Bewegung zwischen Stadt und Heiligtum

Beitrag aus dem Heftthema der ANTIKEN WELT 3/23

Foto, das die Überreste der Heiligen Straße von der Stadt Athen zum Heiligtum in Eleusis zeigt.
Überreste der Heiligen Straße von Athen nach Eleusis (© akg-images / UIG / PHAS / UIG).

Textauszug des Beitrags von Felipe Perissato; Titelbild: Zeichnerische Rekonstruktion des Eingangs des Heiligtums von Eleusis in seinem städtischen Kontext. © akg-images / Balage Balogh / archaeologyillustrated.com

Wie war die Beziehung zwischen Territorium und Urbanität in der jährlichen Prozession zwischen Athen und Eleusis, die während der Eleusinischen Mysterien gefeiert wurde? Vor allem soll dabei die Analyse der Aneignung der gebauten und natürlichen Umwelt durch die Teilnehmer:innen während der Wanderung nach Eleusis als Schüsselfaktor im Prozess der Eingeweihtenwerdung im Vordergrund liegen.
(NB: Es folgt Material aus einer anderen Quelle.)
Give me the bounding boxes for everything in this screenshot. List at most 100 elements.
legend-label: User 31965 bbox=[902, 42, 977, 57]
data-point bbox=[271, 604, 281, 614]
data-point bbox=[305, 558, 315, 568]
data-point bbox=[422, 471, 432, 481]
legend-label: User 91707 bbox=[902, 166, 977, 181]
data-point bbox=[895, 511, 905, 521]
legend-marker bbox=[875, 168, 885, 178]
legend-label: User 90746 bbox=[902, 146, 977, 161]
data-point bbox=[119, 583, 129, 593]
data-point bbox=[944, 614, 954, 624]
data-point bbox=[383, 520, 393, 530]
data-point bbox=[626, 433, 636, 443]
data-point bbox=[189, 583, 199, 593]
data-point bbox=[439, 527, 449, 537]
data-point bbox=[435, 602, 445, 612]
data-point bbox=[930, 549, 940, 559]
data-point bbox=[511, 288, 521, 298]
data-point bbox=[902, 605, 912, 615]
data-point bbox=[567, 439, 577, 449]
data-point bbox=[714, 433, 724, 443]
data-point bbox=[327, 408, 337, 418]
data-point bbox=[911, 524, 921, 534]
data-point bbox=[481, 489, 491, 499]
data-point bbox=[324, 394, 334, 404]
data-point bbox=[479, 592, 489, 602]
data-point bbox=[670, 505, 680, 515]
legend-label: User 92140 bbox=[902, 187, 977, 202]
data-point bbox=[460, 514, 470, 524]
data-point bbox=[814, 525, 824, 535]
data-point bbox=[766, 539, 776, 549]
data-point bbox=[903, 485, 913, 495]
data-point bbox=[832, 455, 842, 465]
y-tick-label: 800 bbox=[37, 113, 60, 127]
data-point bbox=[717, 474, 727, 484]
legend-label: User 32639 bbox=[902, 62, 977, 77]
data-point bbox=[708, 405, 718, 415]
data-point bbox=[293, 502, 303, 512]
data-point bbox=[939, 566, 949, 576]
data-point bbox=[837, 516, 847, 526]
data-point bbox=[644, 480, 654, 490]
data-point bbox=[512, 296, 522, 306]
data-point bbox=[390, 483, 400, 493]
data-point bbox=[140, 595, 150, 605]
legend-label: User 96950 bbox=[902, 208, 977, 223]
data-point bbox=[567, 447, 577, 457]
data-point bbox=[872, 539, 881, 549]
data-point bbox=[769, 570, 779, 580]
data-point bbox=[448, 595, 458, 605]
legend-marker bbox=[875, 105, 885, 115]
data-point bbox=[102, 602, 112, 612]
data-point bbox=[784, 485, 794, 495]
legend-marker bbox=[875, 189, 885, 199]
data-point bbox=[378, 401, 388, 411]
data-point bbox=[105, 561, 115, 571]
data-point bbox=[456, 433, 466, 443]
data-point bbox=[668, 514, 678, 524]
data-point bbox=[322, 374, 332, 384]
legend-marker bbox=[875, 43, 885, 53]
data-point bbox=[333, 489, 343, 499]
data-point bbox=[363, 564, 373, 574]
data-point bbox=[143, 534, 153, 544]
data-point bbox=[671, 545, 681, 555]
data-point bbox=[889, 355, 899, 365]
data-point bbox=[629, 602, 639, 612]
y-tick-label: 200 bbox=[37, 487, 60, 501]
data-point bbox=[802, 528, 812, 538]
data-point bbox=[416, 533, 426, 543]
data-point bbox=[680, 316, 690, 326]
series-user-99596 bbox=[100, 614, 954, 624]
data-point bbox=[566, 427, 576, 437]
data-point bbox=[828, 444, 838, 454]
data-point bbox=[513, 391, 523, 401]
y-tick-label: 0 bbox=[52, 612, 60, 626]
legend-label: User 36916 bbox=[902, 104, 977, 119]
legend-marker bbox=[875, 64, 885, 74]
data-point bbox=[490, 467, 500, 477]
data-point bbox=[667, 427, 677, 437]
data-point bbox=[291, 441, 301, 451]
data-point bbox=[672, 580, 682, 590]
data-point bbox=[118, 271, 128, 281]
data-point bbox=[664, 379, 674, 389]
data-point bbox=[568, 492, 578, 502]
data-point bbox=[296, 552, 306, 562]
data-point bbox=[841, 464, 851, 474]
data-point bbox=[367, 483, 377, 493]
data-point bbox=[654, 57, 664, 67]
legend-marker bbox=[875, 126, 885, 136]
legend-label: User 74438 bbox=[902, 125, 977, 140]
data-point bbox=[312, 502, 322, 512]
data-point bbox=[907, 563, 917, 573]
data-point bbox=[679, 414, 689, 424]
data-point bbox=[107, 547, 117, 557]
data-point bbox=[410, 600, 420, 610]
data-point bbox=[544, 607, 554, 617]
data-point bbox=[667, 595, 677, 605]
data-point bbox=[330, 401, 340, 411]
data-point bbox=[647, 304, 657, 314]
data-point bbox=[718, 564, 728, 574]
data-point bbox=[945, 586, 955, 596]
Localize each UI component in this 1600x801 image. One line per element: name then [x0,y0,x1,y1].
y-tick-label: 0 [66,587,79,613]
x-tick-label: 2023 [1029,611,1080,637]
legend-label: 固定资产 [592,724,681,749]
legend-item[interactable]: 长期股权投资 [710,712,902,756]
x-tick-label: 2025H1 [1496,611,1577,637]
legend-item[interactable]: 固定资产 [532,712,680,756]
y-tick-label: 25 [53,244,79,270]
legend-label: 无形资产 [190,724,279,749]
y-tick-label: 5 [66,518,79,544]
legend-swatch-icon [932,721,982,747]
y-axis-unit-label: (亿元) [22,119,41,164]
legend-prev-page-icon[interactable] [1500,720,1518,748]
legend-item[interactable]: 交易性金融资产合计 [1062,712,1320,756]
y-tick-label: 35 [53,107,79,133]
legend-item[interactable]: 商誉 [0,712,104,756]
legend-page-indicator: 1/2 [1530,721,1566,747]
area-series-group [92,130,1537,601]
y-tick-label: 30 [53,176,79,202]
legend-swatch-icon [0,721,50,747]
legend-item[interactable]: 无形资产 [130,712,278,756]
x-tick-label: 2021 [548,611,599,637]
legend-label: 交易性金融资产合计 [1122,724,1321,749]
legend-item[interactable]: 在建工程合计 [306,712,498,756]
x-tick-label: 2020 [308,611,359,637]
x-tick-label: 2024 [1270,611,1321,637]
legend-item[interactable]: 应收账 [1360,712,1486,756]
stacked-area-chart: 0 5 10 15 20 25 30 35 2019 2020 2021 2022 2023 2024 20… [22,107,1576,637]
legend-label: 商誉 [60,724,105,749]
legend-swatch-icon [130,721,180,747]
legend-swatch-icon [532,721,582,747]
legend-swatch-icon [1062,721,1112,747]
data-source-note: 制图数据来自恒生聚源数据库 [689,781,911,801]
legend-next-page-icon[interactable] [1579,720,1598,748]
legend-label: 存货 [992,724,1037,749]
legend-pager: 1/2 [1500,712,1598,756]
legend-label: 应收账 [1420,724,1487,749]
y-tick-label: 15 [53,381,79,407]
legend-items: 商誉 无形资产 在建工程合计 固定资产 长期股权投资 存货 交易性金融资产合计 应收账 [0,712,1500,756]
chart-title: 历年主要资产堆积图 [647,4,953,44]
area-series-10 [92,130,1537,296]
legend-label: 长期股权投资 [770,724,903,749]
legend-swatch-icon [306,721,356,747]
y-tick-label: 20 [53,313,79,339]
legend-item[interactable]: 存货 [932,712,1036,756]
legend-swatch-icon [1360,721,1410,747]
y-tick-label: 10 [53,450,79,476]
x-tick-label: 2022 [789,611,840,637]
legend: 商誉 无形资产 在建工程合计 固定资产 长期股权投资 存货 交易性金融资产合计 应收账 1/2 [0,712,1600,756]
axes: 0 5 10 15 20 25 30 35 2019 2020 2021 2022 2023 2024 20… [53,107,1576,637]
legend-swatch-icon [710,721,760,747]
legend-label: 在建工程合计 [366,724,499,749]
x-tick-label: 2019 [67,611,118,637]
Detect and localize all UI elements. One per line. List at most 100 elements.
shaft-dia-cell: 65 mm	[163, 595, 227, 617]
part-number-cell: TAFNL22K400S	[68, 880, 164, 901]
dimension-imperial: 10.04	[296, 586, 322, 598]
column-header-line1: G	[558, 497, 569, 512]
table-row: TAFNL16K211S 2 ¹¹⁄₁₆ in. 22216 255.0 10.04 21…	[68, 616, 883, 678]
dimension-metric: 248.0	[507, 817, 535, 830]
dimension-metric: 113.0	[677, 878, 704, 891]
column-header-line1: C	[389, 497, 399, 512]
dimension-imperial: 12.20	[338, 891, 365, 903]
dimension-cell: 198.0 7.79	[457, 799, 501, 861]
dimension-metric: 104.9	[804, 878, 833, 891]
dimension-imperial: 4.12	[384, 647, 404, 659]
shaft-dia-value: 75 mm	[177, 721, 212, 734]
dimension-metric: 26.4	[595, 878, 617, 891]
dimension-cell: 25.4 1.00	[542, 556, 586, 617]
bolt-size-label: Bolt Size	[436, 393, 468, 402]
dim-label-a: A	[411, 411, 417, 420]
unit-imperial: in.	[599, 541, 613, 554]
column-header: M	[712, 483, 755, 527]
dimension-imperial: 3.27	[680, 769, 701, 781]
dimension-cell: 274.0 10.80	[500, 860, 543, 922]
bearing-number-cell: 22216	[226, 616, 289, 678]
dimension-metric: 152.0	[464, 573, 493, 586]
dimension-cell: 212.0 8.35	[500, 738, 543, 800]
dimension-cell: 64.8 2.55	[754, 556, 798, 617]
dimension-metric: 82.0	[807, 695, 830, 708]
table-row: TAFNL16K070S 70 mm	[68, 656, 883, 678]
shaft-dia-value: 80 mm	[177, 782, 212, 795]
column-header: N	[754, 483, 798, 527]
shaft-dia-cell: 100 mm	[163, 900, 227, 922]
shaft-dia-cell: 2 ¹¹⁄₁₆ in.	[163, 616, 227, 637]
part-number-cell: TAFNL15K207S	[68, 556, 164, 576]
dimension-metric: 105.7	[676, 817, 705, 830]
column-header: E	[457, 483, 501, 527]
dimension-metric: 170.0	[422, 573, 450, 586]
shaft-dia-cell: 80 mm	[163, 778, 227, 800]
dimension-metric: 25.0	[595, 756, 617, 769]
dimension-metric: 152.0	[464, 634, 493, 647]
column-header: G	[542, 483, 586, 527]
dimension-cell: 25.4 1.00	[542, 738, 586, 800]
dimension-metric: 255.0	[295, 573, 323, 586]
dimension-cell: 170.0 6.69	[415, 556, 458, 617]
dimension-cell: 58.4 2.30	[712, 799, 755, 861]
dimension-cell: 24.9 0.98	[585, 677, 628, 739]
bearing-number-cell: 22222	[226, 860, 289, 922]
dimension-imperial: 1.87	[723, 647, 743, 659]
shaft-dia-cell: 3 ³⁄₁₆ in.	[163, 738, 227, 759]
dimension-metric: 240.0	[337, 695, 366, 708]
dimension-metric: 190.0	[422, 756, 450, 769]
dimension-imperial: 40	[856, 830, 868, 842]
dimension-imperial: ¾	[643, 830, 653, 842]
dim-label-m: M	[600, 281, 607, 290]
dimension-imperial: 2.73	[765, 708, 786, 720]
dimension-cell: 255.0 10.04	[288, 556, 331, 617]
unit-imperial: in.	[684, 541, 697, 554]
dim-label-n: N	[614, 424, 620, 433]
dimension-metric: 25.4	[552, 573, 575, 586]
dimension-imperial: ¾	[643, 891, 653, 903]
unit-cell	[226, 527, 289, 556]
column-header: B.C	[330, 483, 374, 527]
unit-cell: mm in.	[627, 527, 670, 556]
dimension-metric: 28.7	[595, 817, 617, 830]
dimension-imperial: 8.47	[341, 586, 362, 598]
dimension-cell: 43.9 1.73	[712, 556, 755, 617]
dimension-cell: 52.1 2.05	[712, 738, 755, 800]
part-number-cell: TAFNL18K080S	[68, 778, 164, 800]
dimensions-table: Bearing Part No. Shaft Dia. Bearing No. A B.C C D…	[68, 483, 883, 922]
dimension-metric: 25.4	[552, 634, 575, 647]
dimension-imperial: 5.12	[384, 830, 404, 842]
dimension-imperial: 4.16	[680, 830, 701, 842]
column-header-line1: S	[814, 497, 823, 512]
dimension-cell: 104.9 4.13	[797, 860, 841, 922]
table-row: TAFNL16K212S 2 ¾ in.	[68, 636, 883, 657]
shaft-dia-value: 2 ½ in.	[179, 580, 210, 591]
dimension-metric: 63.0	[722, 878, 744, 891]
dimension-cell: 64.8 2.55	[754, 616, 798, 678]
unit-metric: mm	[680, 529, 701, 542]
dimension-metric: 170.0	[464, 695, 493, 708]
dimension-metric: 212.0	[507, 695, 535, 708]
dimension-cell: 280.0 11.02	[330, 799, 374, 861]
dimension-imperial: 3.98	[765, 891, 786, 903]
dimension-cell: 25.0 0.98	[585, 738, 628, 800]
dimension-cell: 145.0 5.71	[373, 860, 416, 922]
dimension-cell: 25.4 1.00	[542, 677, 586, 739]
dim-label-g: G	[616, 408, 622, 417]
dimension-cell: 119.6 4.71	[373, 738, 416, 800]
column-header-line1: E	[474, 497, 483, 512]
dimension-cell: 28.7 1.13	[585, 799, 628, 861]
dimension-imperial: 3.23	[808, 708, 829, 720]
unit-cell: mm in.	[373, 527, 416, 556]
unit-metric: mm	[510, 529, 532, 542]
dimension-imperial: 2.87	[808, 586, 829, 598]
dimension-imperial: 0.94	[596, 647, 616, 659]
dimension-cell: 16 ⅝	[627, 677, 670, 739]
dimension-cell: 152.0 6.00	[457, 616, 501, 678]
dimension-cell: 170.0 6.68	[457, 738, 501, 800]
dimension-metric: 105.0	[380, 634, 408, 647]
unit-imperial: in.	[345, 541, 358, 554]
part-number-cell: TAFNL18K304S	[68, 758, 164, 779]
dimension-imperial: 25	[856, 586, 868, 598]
Die Wanderung der Demeter auf der Suche nach ihrer Tochter Kore ist ein in der Antike verbreitetes Motiv. Der Mythos stützt sich auf diese tragische Erzählung, um die griechische Deutung des Zyklus der Jahreszeiten und der Erfindung des Ackerbaus zu formulieren. Er ermöglichte es, Leben und Tod in den verschiedenen gesellschaftlichen Bereichen, ob individuell oder kollektiv, in Beziehung zu setzen. Im westlichen Attika wurde die Erzählung durch rituelle Praktiken während des Festes der Herbstmonate des attischen Kalenders dramatisiert: die Eleusinischen Mysterien.

Das Heiligtum von Eleusis war der Schauplatz der von den Teilnehmenden praktizierten Initiationen, aber die Landschaft der rituellen Praktiken war viel weiter gefasst. Schließlich fand auf der etwa 20 km langen Strecke zwischen dem städtischen Heiligtum Eleusinion, das in der Nähe des Stadtzentrums von Athen lag, und Eleusis in der Thriassion-Ebene eine große Prozession statt. Die Heilige Straße, wie sie die Athener nannten, führte von den Stadttoren in der Nähe von Kerameikos in Richtung der Olivenhaine im Westen durch eine sanfte Öffnung zwischen den Bergen Aigaleon und Poikilon, vorbei am Ufer des Rheitoi und anderen heiligen Orten nach Eleusis (Abb. 1). Für das Verständnis des Verhältnisses von Stadt und Umland wie von Urbanität und Religion bietet das ein spannendes Beispiel und zeigt, wie religiöse und städtische Erfahrungen einander beeinflussen konnten.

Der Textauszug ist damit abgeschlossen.